Allen & Overy, now A&O Shearman, discuss issues relating to liability, including whether existing laws and standards are appropriate, and how to attribute fault, in note, “Legal liability of AI: Dealing with minds immeasurably superior to ours.” 

EU

The EU’s proposed AI Liability Directive, which seeks to adapt non-contractual civil liability rules to AI, is yet to be finalised. The aim is to introduce measures that reduce the usual burden of proof standard through the use of disclosure (in the AI Act) and rebuttable presumptions to make it easier to succeed in damages claims. 

The EU is also proposing to replace its existing Product Liability Directive with a new EU Directive on Liability for Defective Products, which will apply to AI (as well as other standalone software). The new Directive is not yet law. The new Directive will give individuals a right to claim compensation for damages from manufacturers or products, or parts thereof, that are placed on the EU market or put into service in the EU. It would be on a strict liability basis. 

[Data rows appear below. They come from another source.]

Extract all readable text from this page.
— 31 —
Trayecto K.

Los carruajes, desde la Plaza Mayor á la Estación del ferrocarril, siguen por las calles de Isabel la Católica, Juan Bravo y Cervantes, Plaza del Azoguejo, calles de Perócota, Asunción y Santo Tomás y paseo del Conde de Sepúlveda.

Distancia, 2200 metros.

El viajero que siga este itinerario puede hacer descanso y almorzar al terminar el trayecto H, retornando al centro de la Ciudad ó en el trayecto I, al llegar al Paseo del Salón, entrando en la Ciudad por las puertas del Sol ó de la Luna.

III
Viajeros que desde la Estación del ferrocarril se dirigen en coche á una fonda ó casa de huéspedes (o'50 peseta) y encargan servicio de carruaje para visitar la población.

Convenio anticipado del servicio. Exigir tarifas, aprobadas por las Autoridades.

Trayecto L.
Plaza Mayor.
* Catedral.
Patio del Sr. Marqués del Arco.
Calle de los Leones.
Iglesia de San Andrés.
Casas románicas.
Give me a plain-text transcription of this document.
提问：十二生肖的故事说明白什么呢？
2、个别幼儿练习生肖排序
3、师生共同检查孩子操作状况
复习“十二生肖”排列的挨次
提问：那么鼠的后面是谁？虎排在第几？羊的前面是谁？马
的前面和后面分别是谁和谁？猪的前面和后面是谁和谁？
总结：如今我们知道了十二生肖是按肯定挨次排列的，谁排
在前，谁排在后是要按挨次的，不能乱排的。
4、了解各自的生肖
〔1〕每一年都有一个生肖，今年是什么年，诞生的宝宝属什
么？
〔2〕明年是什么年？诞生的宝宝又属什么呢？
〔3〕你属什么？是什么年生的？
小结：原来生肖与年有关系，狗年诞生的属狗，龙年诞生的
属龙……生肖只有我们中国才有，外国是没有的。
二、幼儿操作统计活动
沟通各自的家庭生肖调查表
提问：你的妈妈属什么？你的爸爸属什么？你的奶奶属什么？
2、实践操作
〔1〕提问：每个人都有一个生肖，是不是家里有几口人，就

Individuals have a right, for material or non-material damages arising from an infringement of EU GDPR, to compensation from the controller and data processor. Damages cover pecuniary and non-pecuniary losses.

U.K.

A data controller and data processor may be liable to compensate an individual for losses suffered as a result of material damage or non-material damage (e.g., distress) arising from an infringement of the requirements in U.K. GDPR. 

AI companies (including where a U.K. regulated financial services firm uses its own data to fine-tune or otherwise customise an AI model) may also be subject to liability arising from breach of contractual terms or pre-contractual misrepresentation and may also be liable for damages under product liability laws, such as the Consumer Protection Act 1987 or common law negligence claims. There is also the potential for defamation claims to the extent that output from an AI model is published to third parties.

Contravention by a regulated financial institution of a regulatory requirement may be actionable by an individual who suffers loss as a result of the contravention, although that right of action is disapplied by the regulators for many rules (including many systems and controls requirements, upon which most AI-related regulatory pronouncements are based). Contravening a rule is not a criminal offence (unless it constitutes committing a crime as established in legislation), and subject to certain exceptions, contravention does not render a contract void or unenforceable. 

In “Regulating AI: Businesses need to prepare for increasing risk of future disputes,” Allen & Overy, now A&O Shearman, discuss the degree of exposure to disputes risks over time when something disruptive like AI butts against the law.